Chicken Stew with Softened Garlic


The soft, mellow garlic is almost as good as the tender, juicy chicken.
TIME 1¼ hours, mostly unattended
MAKES 4 servings
2 tablespoons olive oil
1 whole cut-up chicken or about 3 pounds parts
Salt and freshly ground black pepper
2 large garlic bulbs, separated into cloves but not peeled
½ teaspoon ground cinnamon
¾ cup water, dry white wine, or chicken stock
1 loaf crusty bread, sliced, for serving


Method
1 Put the oil in a large skillet over medium-high heat. When it’s hot, add the chicken, skin side down. Sprinkle with salt and pepper and cook, undisturbed but adjusting the heat so the chicken sizzles but doesn’t burn, until the pieces release easily from the pan, 5 to 10 minutes. Then turn and rotate them every few minutes to brown them evenly. As the chicken pieces brown, after another 5 to 10 minutes, remove them from the pan and spoon out all but about 2 tablespoons of the fat.

2 Add the garlic and cinnamon, sprinkle with more salt and pepper, and pour ½ cup of the liquid over all.

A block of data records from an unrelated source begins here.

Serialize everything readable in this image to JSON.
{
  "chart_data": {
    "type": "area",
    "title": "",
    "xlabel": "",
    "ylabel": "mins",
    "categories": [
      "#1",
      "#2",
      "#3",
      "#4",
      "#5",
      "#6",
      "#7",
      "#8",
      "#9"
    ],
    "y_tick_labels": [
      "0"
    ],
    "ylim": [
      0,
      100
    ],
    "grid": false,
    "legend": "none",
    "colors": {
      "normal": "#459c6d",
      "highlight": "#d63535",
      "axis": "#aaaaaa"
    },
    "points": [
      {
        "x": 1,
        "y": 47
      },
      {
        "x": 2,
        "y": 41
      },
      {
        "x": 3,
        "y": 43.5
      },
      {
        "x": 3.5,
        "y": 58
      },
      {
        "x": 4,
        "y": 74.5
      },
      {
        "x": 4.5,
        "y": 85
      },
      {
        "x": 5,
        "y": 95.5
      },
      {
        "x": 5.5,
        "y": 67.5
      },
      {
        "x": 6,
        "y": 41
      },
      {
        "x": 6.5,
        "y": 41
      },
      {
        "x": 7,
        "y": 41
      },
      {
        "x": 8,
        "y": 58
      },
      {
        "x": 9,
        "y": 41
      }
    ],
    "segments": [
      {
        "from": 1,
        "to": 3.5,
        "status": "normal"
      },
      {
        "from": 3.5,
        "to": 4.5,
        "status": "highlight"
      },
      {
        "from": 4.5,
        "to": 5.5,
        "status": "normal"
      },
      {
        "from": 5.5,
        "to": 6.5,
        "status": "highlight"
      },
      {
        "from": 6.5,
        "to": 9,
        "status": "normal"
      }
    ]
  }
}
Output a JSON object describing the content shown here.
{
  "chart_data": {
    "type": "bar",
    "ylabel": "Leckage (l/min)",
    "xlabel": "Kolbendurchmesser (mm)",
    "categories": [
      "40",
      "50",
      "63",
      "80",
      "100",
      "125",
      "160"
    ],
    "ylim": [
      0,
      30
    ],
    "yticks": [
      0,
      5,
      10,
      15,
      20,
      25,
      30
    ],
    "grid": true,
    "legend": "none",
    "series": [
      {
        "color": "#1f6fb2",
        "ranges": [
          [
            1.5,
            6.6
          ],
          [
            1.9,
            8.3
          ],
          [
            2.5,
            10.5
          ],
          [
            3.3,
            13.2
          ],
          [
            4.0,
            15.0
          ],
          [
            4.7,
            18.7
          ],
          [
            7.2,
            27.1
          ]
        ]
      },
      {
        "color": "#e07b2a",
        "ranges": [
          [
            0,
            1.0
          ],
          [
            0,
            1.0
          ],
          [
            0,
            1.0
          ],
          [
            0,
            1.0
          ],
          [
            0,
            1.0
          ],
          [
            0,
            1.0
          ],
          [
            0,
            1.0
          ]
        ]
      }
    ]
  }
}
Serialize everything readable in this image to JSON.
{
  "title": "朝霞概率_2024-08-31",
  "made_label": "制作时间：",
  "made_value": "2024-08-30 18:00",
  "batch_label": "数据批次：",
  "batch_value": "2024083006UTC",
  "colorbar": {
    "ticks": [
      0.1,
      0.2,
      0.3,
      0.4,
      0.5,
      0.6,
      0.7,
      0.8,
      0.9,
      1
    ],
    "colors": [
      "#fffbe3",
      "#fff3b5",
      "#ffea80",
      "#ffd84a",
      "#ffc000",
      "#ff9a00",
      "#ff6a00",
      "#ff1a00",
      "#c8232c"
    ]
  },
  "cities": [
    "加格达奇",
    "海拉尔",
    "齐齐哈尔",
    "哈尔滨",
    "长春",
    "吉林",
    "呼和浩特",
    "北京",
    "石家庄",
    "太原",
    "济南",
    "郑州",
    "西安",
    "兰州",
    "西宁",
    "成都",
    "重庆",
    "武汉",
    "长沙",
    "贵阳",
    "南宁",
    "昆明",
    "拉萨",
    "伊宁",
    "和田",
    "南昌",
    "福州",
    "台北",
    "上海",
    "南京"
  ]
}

Bring to a boil, then adjust the heat so the mixture bubbles gently but steadily.

3 Cover and cook for about 30 minutes, then check and add the remaining liquid if the pan looks dry. Cover and cook until the chicken and garlic are very tender, another 25 to 35 minutes. (At this point, you may refrigerate the stew for up to a day; reheat gently.) Transfer the chicken, garlic, and pan drippings to a deep platter and serve, spreading the softened garlic cloves on bread slices.

Variations
  • Braised Chicken with Shallots: Instead of the garlic, trim and peel 10 shallots, but leave them whole. Follow the recipe.

Tips
  • Searing the chicken first develops a little extra flavor and gives the skin a crisper texture, but it’s not necessary. If you feel lazy, just dump all of the ingredients into the pot at once, bring the mixture to a boil, and go from there.
  • The skins help keep the cloves intact and flavor the sauce.
  • Bread is the simplest accompaniment for this stew, but it’s also nice over boiled —and buttered—egg noodles or rice.